L’autoportrait n’est pas une pratique honteuse. Il conçoit que d’autres photographes ne l’assument pas bien, faute de demande sociale et artistique, à cause aussi de la gêne du caractère très réaliste de l’autoportrait photographique. Très rapidement Willy Ronis a surmonté ces questions, en particulier à cause de sa culture picturale. Très jeune, il fréquente les maîtres hollandais au musée du Louvre et il s’aperçoit que l’autoportrait est monnaie courante en peinture, qu’il n’y a pas de tabou.
Ses commentaires sur un autoportrait nu, sont aussi très éclairants, loin de pudibonderie. Il n’a pas été sélectionné parce qu’il reste anecdotique et prosaïque. Il n’y a pas cet agencement qui intéresse l’auteur, agencement qu’il souligne dans un autoportrait à Leningrad dans un hôtel. Grimper sur un escabeau permet, tout à coup, de susciter un rapport intéressant entre l’intérieur, l’autoportrait et l’extérieur : la Néva, la circulation sur les quais.
Outre sa similitude de situation, moment de latence, dans un lieu étranger, Willy Ronis revient sur un autre autoportrait dans un couloir d’hôtel à Berlin-Est, en 1967. La construction est cadencée comme une cantate de Bach. La mise en abyme, les portes se succèdent, deviennent pour l’auteur une marche vers l’infini, construction frontale assez analogue à celle de la photographie prise dans la région des mines de Lens en 1951, où deux petits poucets s’avancent sur une route bordée de maisons ouvrières, avec comme ligne d’horizon les chevalements On voit donc à travers ces exemples, que ce qui est déclencheur, c’est l’agencement visuel, qui soudain se propose au regard du photographe, agencement qui est consubstantiel à la décision de réaliser cette prise de vue, et de la forme qu’elle suggère, avant même toute intellection.
L’agilité du corps comme médiateur, mais aussi comme présence dans le cas de l’autoportrait, est primordiale. On comprend donc le retrait de la photographie, et aussi donc de l’autoportrait, lorsque les forces physiques déclinent et ne permettent plus une parfaite vigilance discrète, dans ce qui est un regard sur le regard, et l’essai de créer une forme à partir de l’instant.
Éthique et esthétique
L’évocation de la pratique [1] de Roman Opalka, provoque une double réaction véhémente. Faire de sa vie, le centre de la préoccupation artistique paraît à Willy Ronis d’une autosuffisance extrême. Par ailleurs, le concept lui semble plus de l’ordre de la posture que de l’enracinement vital, et n’est intéressant que pour celui qui le pratique.
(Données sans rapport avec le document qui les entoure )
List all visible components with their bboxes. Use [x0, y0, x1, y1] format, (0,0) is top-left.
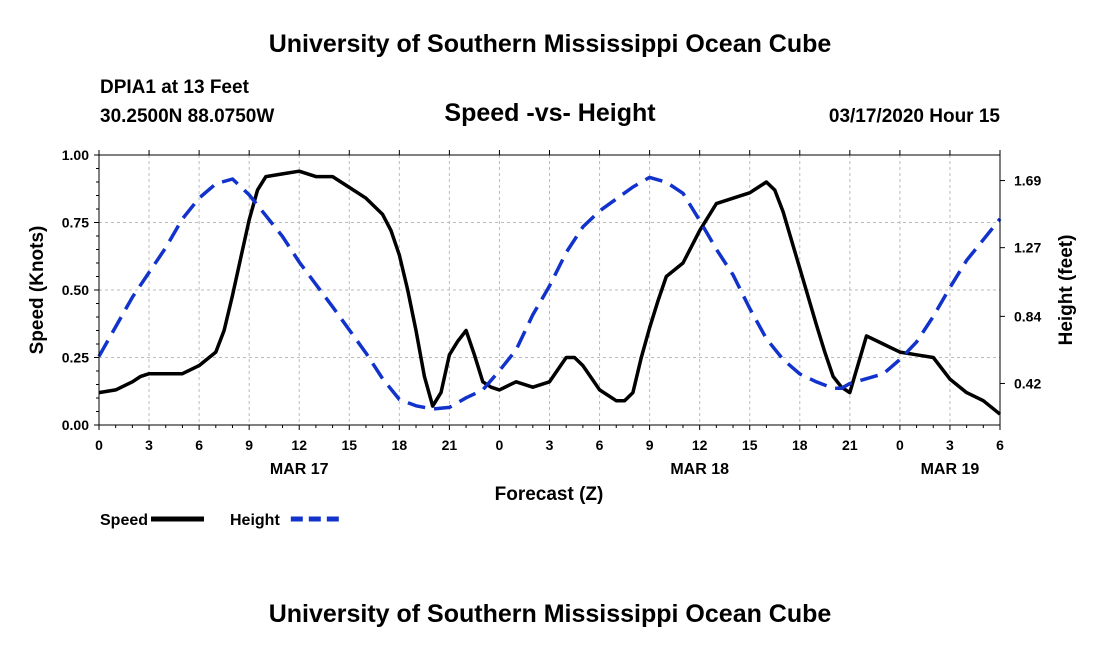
y2-tick-label: 0.42: [1014, 375, 1041, 391]
y2-axis-label: Height (feet): [1056, 235, 1077, 346]
x-tick-label: 6: [195, 437, 203, 453]
x-tick-label: 6: [996, 437, 1004, 453]
x-tick-label: 0: [496, 437, 504, 453]
y-tick-label: 0.75: [62, 215, 89, 231]
x-tick-label: 12: [291, 437, 307, 453]
legend-label-height: Height: [230, 512, 280, 529]
tick-layer: 0 3 6 9 12 15 18 21 0 3 6 9 12 15 18 21 0 3 6 MAR 17 MAR 18 M…: [62, 147, 1042, 478]
x-axis-label: Forecast (Z): [495, 484, 604, 505]
y-tick-label: 0.50: [62, 282, 89, 298]
x-tick-label: 12: [692, 437, 708, 453]
footer-title: University of Southern Mississippi Ocean…: [268, 600, 832, 628]
x-tick-label: 21: [442, 437, 458, 453]
x-tick-label: 0: [896, 437, 904, 453]
x-tick-label: 9: [646, 437, 654, 453]
coordinates-label: 30.2500N 88.0750W: [100, 106, 275, 127]
y-tick-label: 0.25: [62, 350, 89, 366]
x-tick-label: 0: [95, 437, 103, 453]
x-tick-label: 21: [842, 437, 858, 453]
y2-tick-label: 1.27: [1014, 240, 1041, 256]
x-tick-label: 9: [245, 437, 253, 453]
x-tick-label: 6: [596, 437, 604, 453]
chart-title: Speed -vs- Height: [444, 99, 656, 127]
y-tick-label: 0.00: [62, 417, 89, 433]
y2-tick-label: 0.84: [1014, 308, 1041, 324]
x-tick-label: 15: [742, 437, 758, 453]
date-label: MAR 19: [921, 461, 980, 478]
x-tick-label: 18: [392, 437, 408, 453]
series-line-height: [97, 175, 1002, 411]
x-tick-label: 18: [792, 437, 808, 453]
x-tick-label: 3: [145, 437, 153, 453]
legend-label-speed: Speed: [100, 512, 148, 529]
x-tick-label: 15: [341, 437, 357, 453]
series-line-speed: [98, 169, 1002, 416]
date-label: MAR 17: [270, 461, 329, 478]
y-axis-label: Speed (Knots): [27, 226, 48, 355]
x-tick-label: 3: [946, 437, 954, 453]
y2-tick-label: 1.69: [1014, 173, 1041, 189]
date-label: 03/17/2020 Hour 15: [828, 106, 1000, 127]
date-label: MAR 18: [670, 461, 729, 478]
y-tick-label: 1.00: [62, 147, 89, 163]
page-title: University of Southern Mississippi Ocean…: [268, 30, 832, 58]
station-label: DPIA1 at 13 Feet: [100, 77, 249, 98]
x-tick-label: 3: [546, 437, 554, 453]
legend: Speed Height: [100, 512, 344, 529]
series-layer: [97, 169, 1002, 416]
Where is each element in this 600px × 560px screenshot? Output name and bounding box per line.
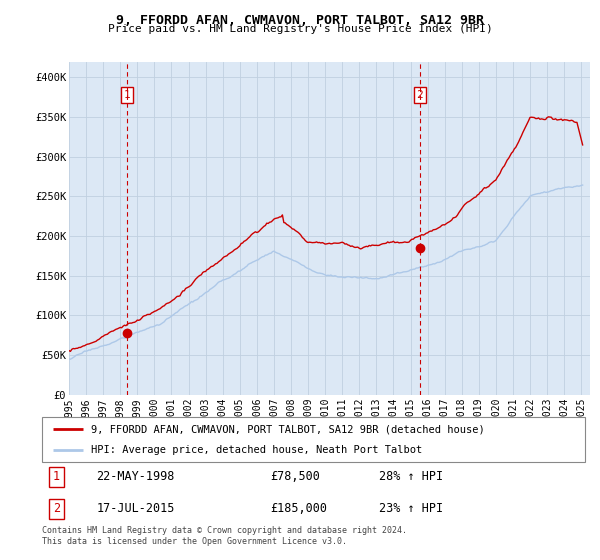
Text: 28% ↑ HPI: 28% ↑ HPI: [379, 470, 443, 483]
Text: Price paid vs. HM Land Registry's House Price Index (HPI): Price paid vs. HM Land Registry's House …: [107, 24, 493, 34]
Text: 9, FFORDD AFAN, CWMAVON, PORT TALBOT, SA12 9BR (detached house): 9, FFORDD AFAN, CWMAVON, PORT TALBOT, SA…: [91, 424, 485, 435]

Dessiner jusqu’à la mort, jusqu’à ce que le fusain tombe littéralement des mains, que l’on voit que les forces de l’artiste peu à peu le quittent, et que cela s’inscrive dans la forme même du dessin, auraient davantage de pertinence.
Cette fin d’entretien permet à Willy Ronis de revenir sur son éthique et son esthétique, qu’il pratique l’autoportrait ou non. Au-delà même des préventions, ce qui compte dans le choix d’une photographie, c’est sa qualité.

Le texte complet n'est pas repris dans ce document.